Ayant lu les romans d’Elric dans la collection Presses Pocket, je ne connais pas les illustrations de Jack Gaughan. Merci pour cette référence.
La nouvelle mise en couleurs – Quitte à faire hurler Tornado, s’il n’est pas possible d’avoir du noir & blanc, je préfère les couleurs d’origine qui n’écrasent les dessins de BWS. Richard Isanove ne réalise la mise en couleurs que d’un seul épisode, et les autres n’ont pas son intelligence chromatique, ni son degré de détail. Ils ont collé des effets de volume dans toutes les cases, sans grand sens de la profondeur de champ, ou de la hiérarchisation des différents plans. Enfin tous ces trucs qui brillent et qui luisent systématiquement même en absence de source de lumière produisent un effet factice idiot, juste pour attirer l’attention du lecteur sur les trucs qui brillent…
Effectivement, j’ai été épaté par les épisodes où BWS s’encre lui même. « La fille du géant du gel » et les « Clous Rouges » sont magnifiques de ce point de vue. Mais ils sont très bons de toute manière.

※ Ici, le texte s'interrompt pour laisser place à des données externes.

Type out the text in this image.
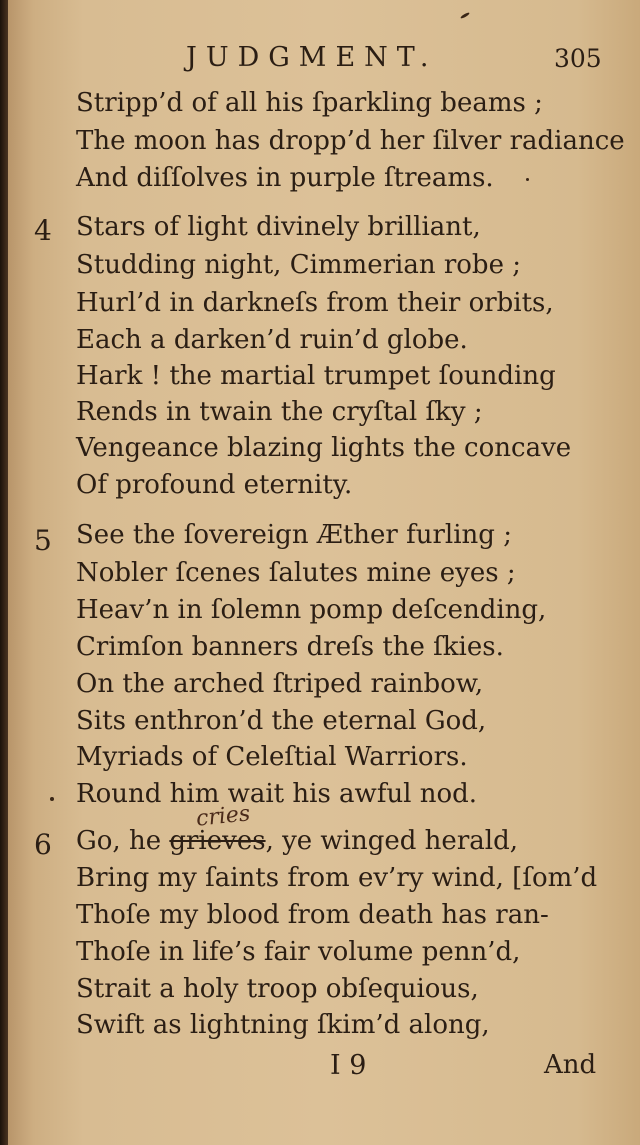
JUDGMENT.	305
Stripp’d of all his ſparkling beams ;
The moon has dropp’d her ſilver radiance
And diſſolves in purple ſtreams.
4 Stars of light divinely brilliant,
Studding night, Cimmerian robe ;
Hurl’d in darkneſs from their orbits,
Each a darken’d ruin’d globe.
Hark ! the martial trumpet ſounding
Rends in twain the cryſtal ſky ;
Vengeance blazing lights the concave
Of profound eternity.
5 See the ſovereign Æther furling ;
Nobler ſcenes ſalutes mine eyes ;
Heav’n in ſolemn pomp deſcending,
Crimſon banners dreſs the ſkies.
On the arched ſtriped rainbow,
Sits enthron’d the eternal God,
Myriads of Celeſtial Warriors.
Round him wait his awful nod.
6
cries
Go, he grieves, ye winged herald,
Bring my ſaints from ev’ry wind, [ſom’d
Thoſe my blood from death has ran-
Thoſe in life’s fair volume penn’d,
Strait a holy troop obſequious,
Swift as lightning ſkim’d along,
I 9	And
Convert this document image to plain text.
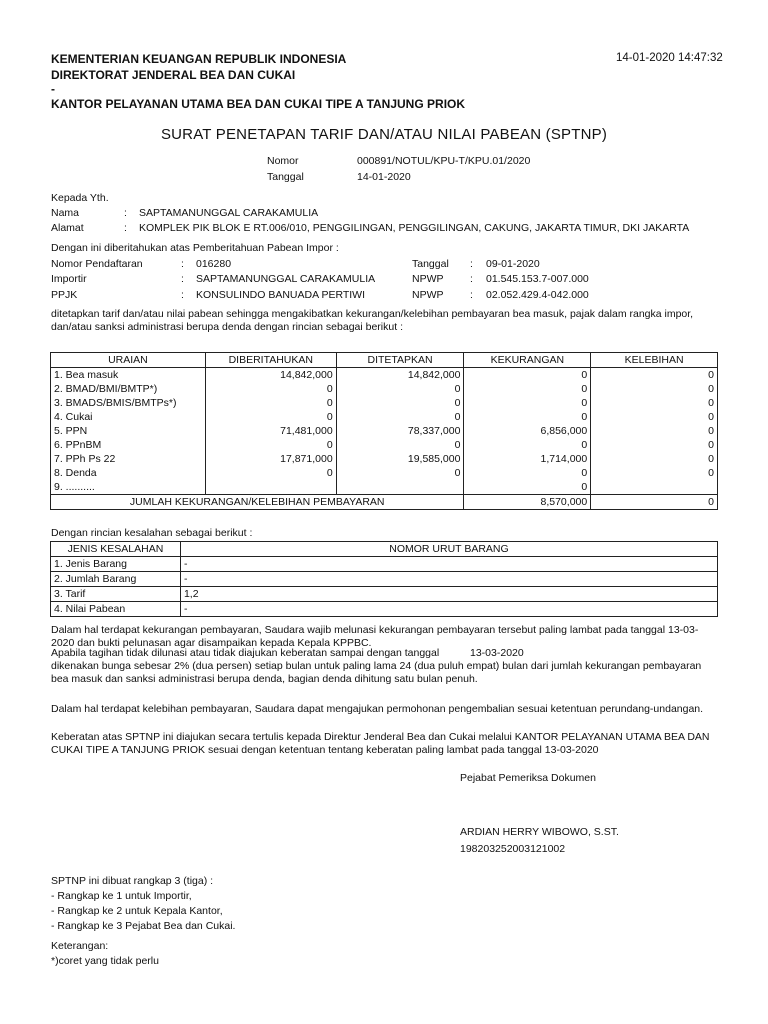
KEMENTERIAN KEUANGAN REPUBLIK INDONESIA
DIREKTORAT JENDERAL BEA DAN CUKAI
-
KANTOR PELAYANAN UTAMA BEA DAN CUKAI TIPE A TANJUNG PRIOK
14-01-2020 14:47:32
SURAT PENETAPAN TARIF DAN/ATAU NILAI PABEAN (SPTNP)
Nomor	000891/NOTUL/KPU-T/KPU.01/2020
Tanggal	14-01-2020
Kepada Yth.
Nama	: SAPTAMANUNGGAL CARAKAMULIA
Alamat	: KOMPLEK PIK BLOK E RT.006/010, PENGGILINGAN, PENGGILINGAN, CAKUNG, JAKARTA TIMUR, DKI JAKARTA
Dengan ini diberitahukan atas Pemberitahuan Pabean Impor :
Nomor Pendaftaran	: 016280	Tanggal : 09-01-2020
Importir	: SAPTAMANUNGGAL CARAKAMULIA	NPWP	: 01.545.153.7-007.000
PPJK	: KONSULINDO BANUADA PERTIWI	NPWP	: 02.052.429.4-042.000
ditetapkan tarif dan/atau nilai pabean sehingga mengakibatkan kekurangan/kelebihan pembayaran bea masuk, pajak dalam rangka impor, dan/atau sanksi administrasi berupa denda dengan rincian sebagai berikut :
URAIAN	DIBERITAHUKAN	DITETAPKAN	KEKURANGAN	KELEBIHAN
1. Bea masuk	14,842,000	14,842,000	0	0
2. BMAD/BMI/BMTP*)	0	0	0	0
3. BMADS/BMIS/BMTPs*)	0	0	0	0
4. Cukai	0	0	0	0
5. PPN	71,481,000	78,337,000	6,856,000	0
6. PPnBM	0	0	0	0
7. PPh Ps 22	17,871,000	19,585,000	1,714,000	0
8. Denda	0	0	0	0
9. ..........			0	
JUMLAH KEKURANGAN/KELEBIHAN PEMBAYARAN			8,570,000	0
Dengan rincian kesalahan sebagai berikut :
JENIS KESALAHAN	NOMOR URUT BARANG
1. Jenis Barang	-
2. Jumlah Barang	-
3. Tarif	1,2
4. Nilai Pabean	-
Dalam hal terdapat kekurangan pembayaran, Saudara wajib melunasi kekurangan pembayaran tersebut paling lambat pada tanggal 13-03-2020 dan bukti pelunasan agar disampaikan kepada Kepala KPPBC.
Apabila tagihan tidak dilunasi atau tidak diajukan keberatan sampai dengan tanggal	13-03-2020
dikenakan bunga sebesar 2% (dua persen) setiap bulan untuk paling lama 24 (dua puluh empat) bulan dari jumlah kekurangan pembayaran bea masuk dan sanksi administrasi berupa denda, bagian denda dihitung satu bulan penuh.
Dalam hal terdapat kelebihan pembayaran, Saudara dapat mengajukan permohonan pengembalian sesuai ketentuan perundang-undangan.
Keberatan atas SPTNP ini diajukan secara tertulis kepada Direktur Jenderal Bea dan Cukai melalui KANTOR PELAYANAN UTAMA BEA DAN CUKAI TIPE A TANJUNG PRIOK sesuai dengan ketentuan tentang keberatan paling lambat pada tanggal 13-03-2020
Pejabat Pemeriksa Dokumen
ARDIAN HERRY WIBOWO, S.ST.
198203252003121002
SPTNP ini dibuat rangkap 3 (tiga) :
- Rangkap ke 1 untuk Importir,
- Rangkap ke 2 untuk Kepala Kantor,
- Rangkap ke 3 Pejabat Bea dan Cukai.
Keterangan:
*)coret yang tidak perlu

Au niveau du scénario, je suis étonné de voir que Présence en ait été agacé. Car j’ai trouvé ça moins lourd que du super-slips de la même époque. C’est tout aussi ampoulé, mais nettement moins infantile.
Etant donné que je suis tout sauf un puriste, et que j’aime aussi être un peu provoc, je dirais que j’ai adoré la version Dark Horse avec les couleurs refaites ! Tout simplement parce que je trouve les couleurs d’époque épouvantables, et que j’aime beaucoup le travail d’Isanove. Les couleurs d’époque étaient des couleurs d’imprimerie aujourd’hui obsolètes. ce n’était pas des oeuvres d’art.
Ainsi, ceux qui veulent absolument garder ces vieilles couleurs sont, soit des puristes (c’était comme ça à l’époque et puis c’est tout), soit des nostalgiques (c’était comme ça à l’époque et puis c’est tout). D’un point de vue artistique « ultime », la seule manière de s’en sortir avec cette histoire est de les publier en NB.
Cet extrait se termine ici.